Porque ocurre, Señor, que muestran todos ellos
un rasgo compartido, un vínculo sutil,
que alumbra sus figuras con extraños destellos
y les imprime un sello de singular perfil.
Ya sé, Señor, que pueden tener barro en las manos
o ahogar de tanto en tanto su conciencia en alcohol.
Que suelen despreciar los Derechos Humanos
y que les suscita espanto la mención de su rol.
Que podrán ser blasfemos, pendencieros, perjuros,
y vociferar obscenas canciones de cuartel,
o formar la clientela de tugurios oscuros
en Jamaica o Marsella, en Singapur o Esquel.

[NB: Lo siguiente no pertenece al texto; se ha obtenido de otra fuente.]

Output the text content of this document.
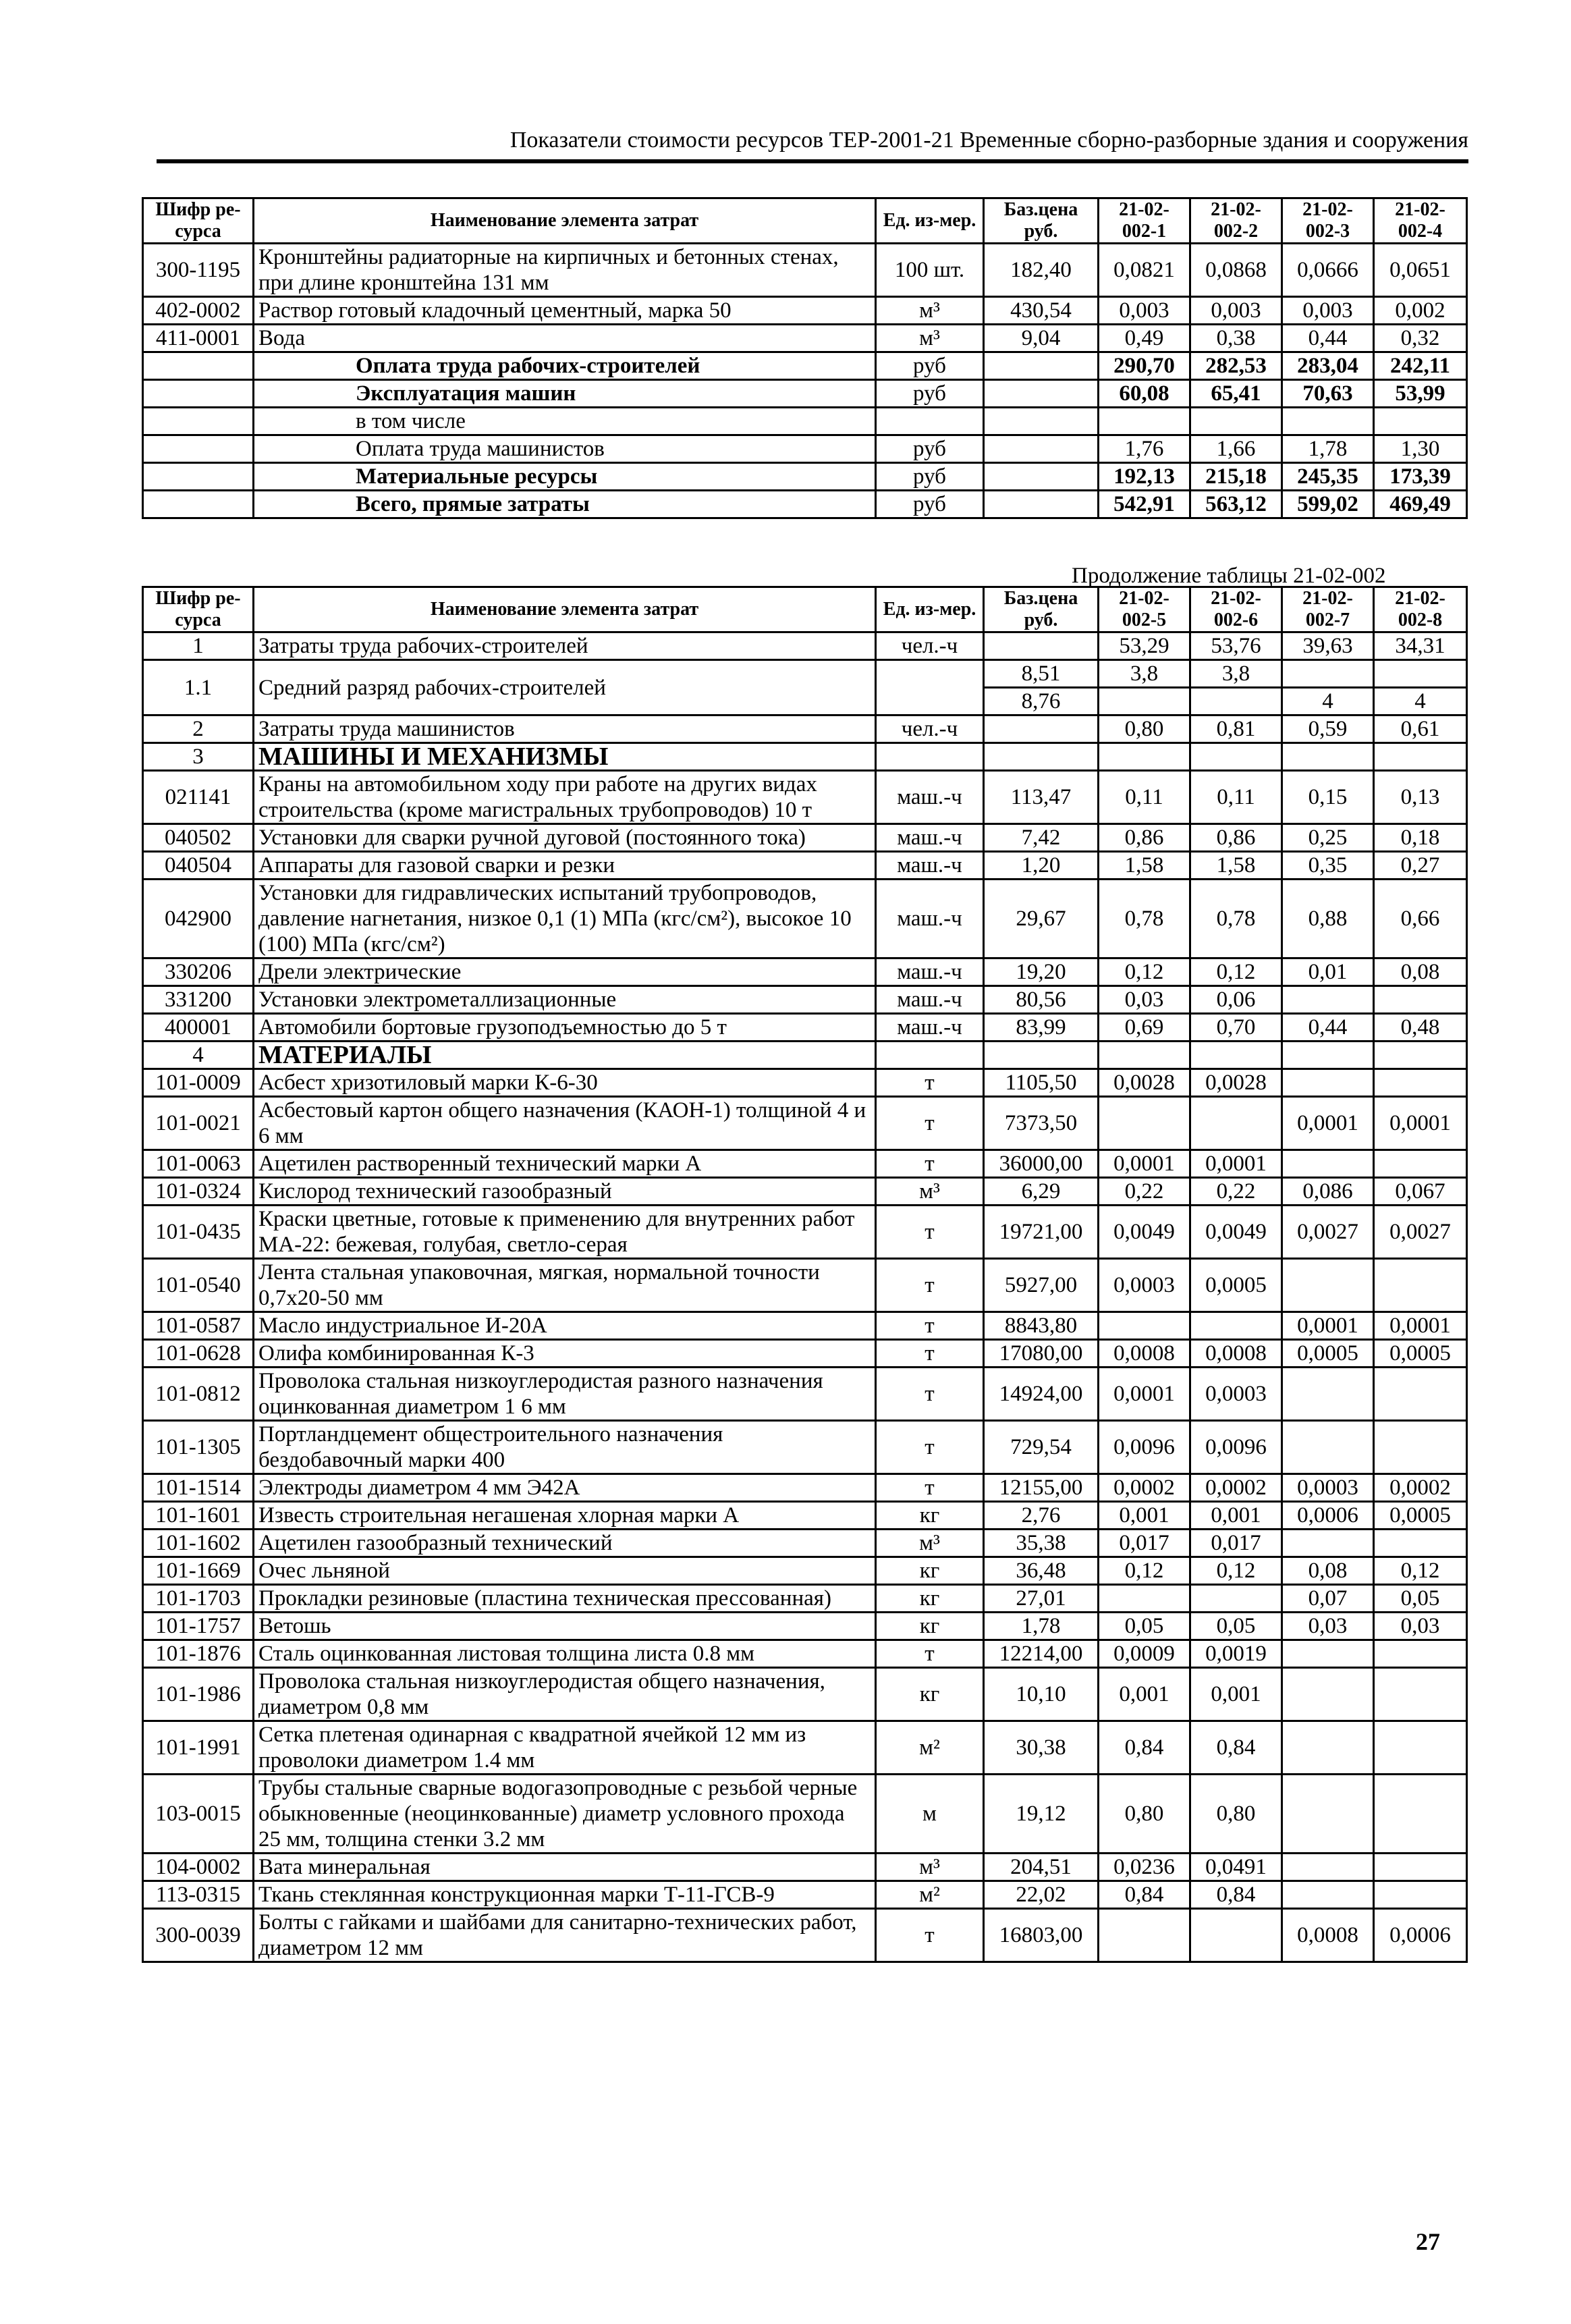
Показатели стоимости ресурсов ТЕР-2001-21 Временные сборно-разборные здания и сооружения
Шифр ре-сурса	Наименование элемента затрат	Ед. из-мер.	Баз.цена руб.	21-02-002-1	21-02-002-2	21-02-002-3	21-02-002-4
300-1195	Кронштейны радиаторные на кирпичных и бетонных стенах, при длине кронштейна 131 мм	100 шт.	182,40	0,0821	0,0868	0,0666	0,0651
402-0002	Раствор готовый кладочный цементный, марка 50	м³	430,54	0,003	0,003	0,003	0,002
411-0001	Вода	м³	9,04	0,49	0,38	0,44	0,32
	Оплата труда рабочих-строителей	руб		290,70	282,53	283,04	242,11
	Эксплуатация машин	руб		60,08	65,41	70,63	53,99
	в том числе						
	Оплата труда машинистов	руб		1,76	1,66	1,78	1,30
	Материальные ресурсы	руб		192,13	215,18	245,35	173,39
	Всего, прямые затраты	руб		542,91	563,12	599,02	469,49
Продолжение таблицы 21-02-002
Шифр ре-сурса	Наименование элемента затрат	Ед. из-мер.	Баз.цена руб.	21-02-002-5	21-02-002-6	21-02-002-7	21-02-002-8
1	Затраты труда рабочих-строителей	чел.-ч		53,29	53,76	39,63	34,31
1.1	Средний разряд рабочих-строителей		8,51	3,8	3,8		
			8,76			4	4
2	Затраты труда машинистов	чел.-ч		0,80	0,81	0,59	0,61
3	МАШИНЫ И МЕХАНИЗМЫ						
021141	Краны на автомобильном ходу при работе на других видах строительства (кроме магистральных трубопроводов) 10 т	маш.-ч	113,47	0,11	0,11	0,15	0,13
040502	Установки для сварки ручной дуговой (постоянного тока)	маш.-ч	7,42	0,86	0,86	0,25	0,18
040504	Аппараты для газовой сварки и резки	маш.-ч	1,20	1,58	1,58	0,35	0,27
042900	Установки для гидравлических испытаний трубопроводов, давление нагнетания, низкое 0,1 (1) МПа (кгс/см²), высокое 10 (100) МПа (кгс/см²)	маш.-ч	29,67	0,78	0,78	0,88	0,66
330206	Дрели электрические	маш.-ч	19,20	0,12	0,12	0,01	0,08
331200	Установки электрометаллизационные	маш.-ч	80,56	0,03	0,06		
400001	Автомобили бортовые грузоподъемностью до 5 т	маш.-ч	83,99	0,69	0,70	0,44	0,48
4	МАТЕРИАЛЫ						
101-0009	Асбест хризотиловый марки К-6-30	т	1105,50	0,0028	0,0028		
101-0021	Асбестовый картон общего назначения (КАОН-1) толщиной 4 и 6 мм	т	7373,50			0,0001	0,0001
101-0063	Ацетилен растворенный технический марки А	т	36000,00	0,0001	0,0001		
101-0324	Кислород технический газообразный	м³	6,29	0,22	0,22	0,086	0,067
101-0435	Краски цветные, готовые к применению для внутренних работ МА-22: бежевая, голубая, светло-серая	т	19721,00	0,0049	0,0049	0,0027	0,0027
101-0540	Лента стальная упаковочная, мягкая, нормальной точности 0,7х20-50 мм	т	5927,00	0,0003	0,0005		
101-0587	Масло индустриальное И-20А	т	8843,80			0,0001	0,0001
101-0628	Олифа комбинированная К-3	т	17080,00	0,0008	0,0008	0,0005	0,0005
101-0812	Проволока стальная низкоуглеродистая разного назначения оцинкованная диаметром 1 6 мм	т	14924,00	0,0001	0,0003		
101-1305	Портландцемент общестроительного назначения бездобавочный марки 400	т	729,54	0,0096	0,0096		
101-1514	Электроды диаметром 4 мм Э42А	т	12155,00	0,0002	0,0002	0,0003	0,0002
101-1601	Известь строительная негашеная хлорная марки А	кг	2,76	0,001	0,001	0,0006	0,0005
101-1602	Ацетилен газообразный технический	м³	35,38	0,017	0,017		
101-1669	Очес льняной	кг	36,48	0,12	0,12	0,08	0,12
101-1703	Прокладки резиновые (пластина техническая прессованная)	кг	27,01			0,07	0,05
101-1757	Ветошь	кг	1,78	0,05	0,05	0,03	0,03
101-1876	Сталь оцинкованная листовая толщина листа 0.8 мм	т	12214,00	0,0009	0,0019		
101-1986	Проволока стальная низкоуглеродистая общего назначения, диаметром 0,8 мм	кг	10,10	0,001	0,001		
101-1991	Сетка плетеная одинарная с квадратной ячейкой 12 мм из проволоки диаметром 1.4 мм	м²	30,38	0,84	0,84		
103-0015	Трубы стальные сварные водогазопроводные с резьбой черные обыкновенные (неоцинкованные) диаметр условного прохода 25 мм, толщина стенки 3.2 мм	м	19,12	0,80	0,80		
104-0002	Вата минеральная	м³	204,51	0,0236	0,0491		
113-0315	Ткань стеклянная конструкционная марки Т-11-ГСВ-9	м²	22,02	0,84	0,84		
300-0039	Болты с гайками и шайбами для санитарно-технических работ, диаметром 12 мм	т	16803,00			0,0008	0,0006
27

Pero yo sé también que todos sus pecados
no son peores que aquellos del prudente burgués,
que delinque con márgenes de riesgo mensurados,
cuidando su apariencia de honesto feligrés.
No son más condenables sus posibles excesos
que la envidia que aqueja a un jefe de sección
o a pulcros subgerentes, autores inconfesos
de muertes y traiciones en su imaginación.
No son más despiadados que cientos financistas,
ni son más licenciosos que tal o cual actor.
No son más ambiciosos que algunos Camaristas,
ni son más mentirosos que algún Legislador.
Son claros paladines o sucios perdularios,
forjados sin embargo en un mismo metal:
El precio de la sangre que se incluye en sus salarios
y el peligro conforman, su ambiente laboral.
La violencia es su tacha, pero a la vez resulta
que en ella encontrarían su propia redención,
como si fuera un fuego que con su llama oculta
oficiara una suerte de purificación.
Con frecuencia aceleran la rueda de la historia,
la verídica historia, deslumbradora o ruin.
Osados fogoneros de la infamia y la gloria,
son quienes encabezan la Gesta o el Motín.
Temidos y admirados, amados, maldecidos,
nadie eleva por ellos jamás una oración.
Por eso, en estos versos acaso algo atrevidos,
te suplico, Señor, por los hombres de acción.